ECHR hears climate complaints from Portuguese young people

As of: September 27, 2023 6:01 a.m

Six young Portuguese are accusing countries around the world of not sufficiently adhering to the Paris Climate Agreement. They took the matter to the European Court of Justice. He even prioritized the procedure.

Oliver Neuroth

According to a UN report, there are now more than two thousand lawsuits against governments and companies around the world with the aim of stopping climate change. The number of lawsuits has doubled since 2017. For example, court cases from the Netherlands, Brazil, France, Great Britain and Germany have become known.

Of these cases, one is particularly famous: the lawsuit brought by six young Portuguese before the European Court of Human Rights in Strasbourg. In the summer and autumn of 2017, they saw large areas of forest burning about 200 kilometers northeast of Lisbon. Fires destroyed entire towns. More than a hundred people died and many more were injured.

“We want to change something”

Catarina, now 24 years old, couldn’t get these images out of her head. It was clear to them that a previous heat wave had promoted the fires. “Everything was full of smoke. Our school was closed and we had to go home,” she says.

Many people then had breathing problems and psychological disorders as the fires raged right next to their houses. “It was immediately clear to us that something had to be done now,” she says. “That was the starting point for our initiative. We want to change something and stop climate change.”

Was the Human Rights Convention injured?

Catarina teamed up with five friends. They are now between 11 and 24 years old. Together with a lawyer, they considered what they could do. Three years after the fire disaster in autumn 2020, the group filed a lawsuit against 32 states before the European Court of Human Rights in Strasbourg, the court of the Council of Europe. A British human rights organization has been supporting her ever since.

For her lawyer Mark Willers it is clear that the European Convention on Human Rights has been violated:

The climate crisis specifically threatens three human rights of the young plaintiffs, which are protected by the European Convention on Human Rights. It concerns the right to life, Article 2, the right to respect for private and family life, Article 8, and the non-discriminatory exercise of human rights and fundamental freedoms, guaranteed in Article 14 of the Convention.

States should comply Climate protection agreement hold

A larger group of lawyers is now entrusted with the case. They emphasize that there has never been a lawsuit of this kind before. Specifically, the lawyers are demanding that the states being sued comply with their obligations under the Paris Climate Protection Agreement in order to limit global warming to well below two degrees.

The steps taken by governments so far are far from sufficient, says lawyer Gerry Listen. It’s about the future of his clients. “The European Convention on Human Rights gives them victim status. They suffer from the consequences of climate change,” he says. Of the minors in the group, it is the parents who officially act as plaintiffs and “with whose help we brought this lawsuit to the Human Rights Court.”

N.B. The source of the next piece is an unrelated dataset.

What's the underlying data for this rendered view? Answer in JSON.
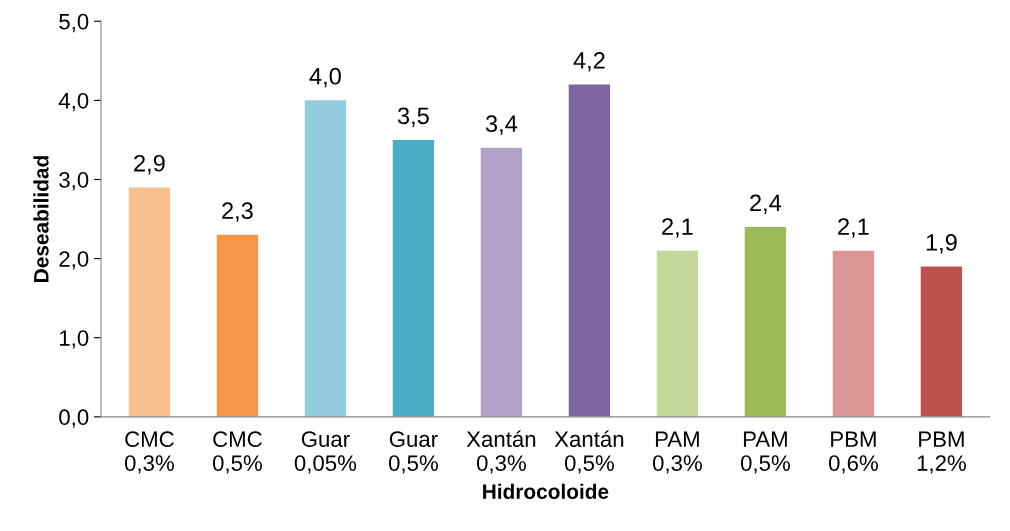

Instead of being rejected, it is even upgraded

The Court has prioritized the procedure. It was somewhat surprising that the teenagers’ lawsuit was not immediately dismissed. The court normally requires that a trial be carried out in the home country before the relevant authorities. Only when the legal process there has been exhausted, as they say in technical jargon, will the Strasbourg judges take up a matter.

But here an exception was made and the procedure was upgraded because not just five, but at least 17 judges, i.e. the Grand Chamber, take care of it. The Portuguese young people’s lawsuit therefore does not appear to be entirely hopeless.

Decision may still take some time

In March, the Court had already heard a climate lawsuit from Switzerland, the lawsuit brought by the so-called climate seniors. They claim that as older women they are particularly at risk of heat death. The court hearing in March received a lot of international attention. And this time too, the Court is expecting press from all over the world. As an exception, the judges of the Grand Chamber want to argue all day long.

There has not yet been a ruling on the climate seniors. In the case of the young people, no decision can be expected immediately. It is quite possible that the Court will only announce this in a few months.